The Tax Cuts and Jobs Act adds a new deduction for non-corporate taxpayers for qualified business income. The deduction is intended to reduce the tax rate on qualified business income to a rate that is closer to the new corporate tax rate.
It reduces the less of taxable income or business income and is generally 20% of a taxpayer's qualified business income (QBI) from a Partnership, S-Corporation, or Sole Proprietorship, defined as the net amount of items of income, gain(s), deduction(s), and loss with respect to the trade or business. Certain types of investment-related items are excluded from QBI, including capital gains or losses, dividends, and interest income (unless the interest is properly allocable to the business).
Taxpayers whose taxable income exceeds the threshold amount of $157,500 ($315,000 in the case of a joint return) are subject to limitations based on the W-2 wages and the unadjusted basis in acquired qualified property.

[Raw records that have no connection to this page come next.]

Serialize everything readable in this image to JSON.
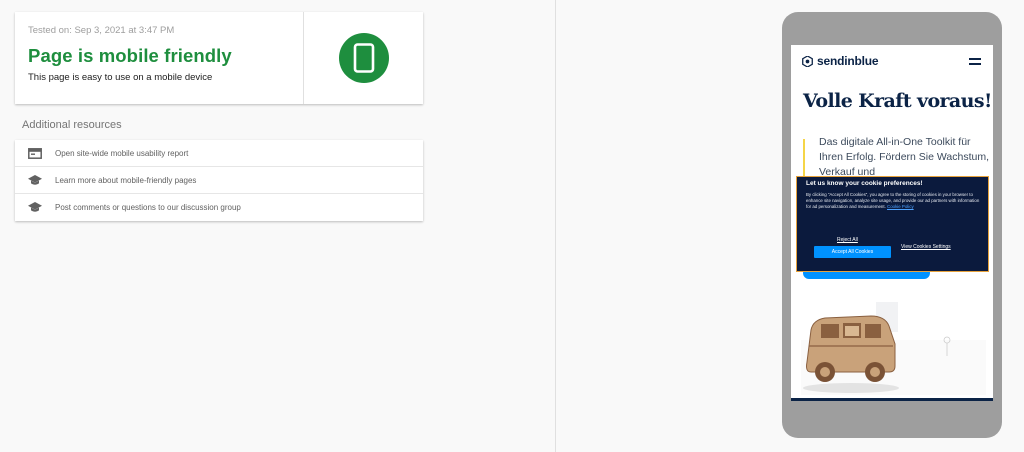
{
  "result": {
    "tested_on": "Tested on: Sep 3, 2021 at 3:47 PM",
    "title": "Page is mobile friendly",
    "subtitle": "This page is easy to use on a mobile device",
    "icon": "smartphone-icon",
    "accent_color": "#1e8e3e"
  },
  "resources": {
    "heading": "Additional resources",
    "items": [
      {
        "icon": "report-icon",
        "label": "Open site-wide mobile usability report"
      },
      {
        "icon": "school-icon",
        "label": "Learn more about mobile-friendly pages"
      },
      {
        "icon": "school-icon",
        "label": "Post comments or questions to our discussion group"
      }
    ]
  },
  "preview": {
    "logo_text": "sendinblue",
    "hero_title": "Volle Kraft voraus!",
    "hero_copy": "Das digitale All-in-One Toolkit für Ihren Erfolg. Fördern Sie Wachstum, Verkauf und",
    "cookie_banner": {
      "title": "Let us know your cookie preferences!",
      "body": "By clicking “Accept All Cookies”, you agree to the storing of cookies in your browser to enhance site navigation, analyze site usage, and provide our ad partners with information for ad personalization and measurement.",
      "policy_link": "Cookie Policy",
      "reject_label": "Reject All",
      "accept_label": "Accept All Cookies",
      "settings_label": "View Cookies Settings"
    },
    "colors": {
      "brand_navy": "#0b2346",
      "brand_blue": "#0092ff",
      "banner_border": "#e6a23c"
    }
  }
}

When the taxable income is more than $157,500 but not more than $207,500 ($315,000 and $415,000 if married filing jointly), the computed 20% deduction amount will be partially limited to the higher of 50% of wages paid by the business, or 25% of the wages paid plus 2.5% of the unadjusted basis of qualified property. If the business has no wages paid, and no qualified property, a partial deduction will be allowed.
The deduction is taken for partnerships and S-Corporations at the partner or shareholder level. Trusts and estates are eligible for the deduction. W-2 wages and the unadjusted basis in acquired qualified property are apportioned between the trust or estate and the beneficiaries.
Specified agricultural or horticultural cooperatives are also eligible for the deduction under special rules. Qualified business income includes only income effectively connected with a U.S. trade or business (or Puerto Rico if all the income is subject to U.S. tax).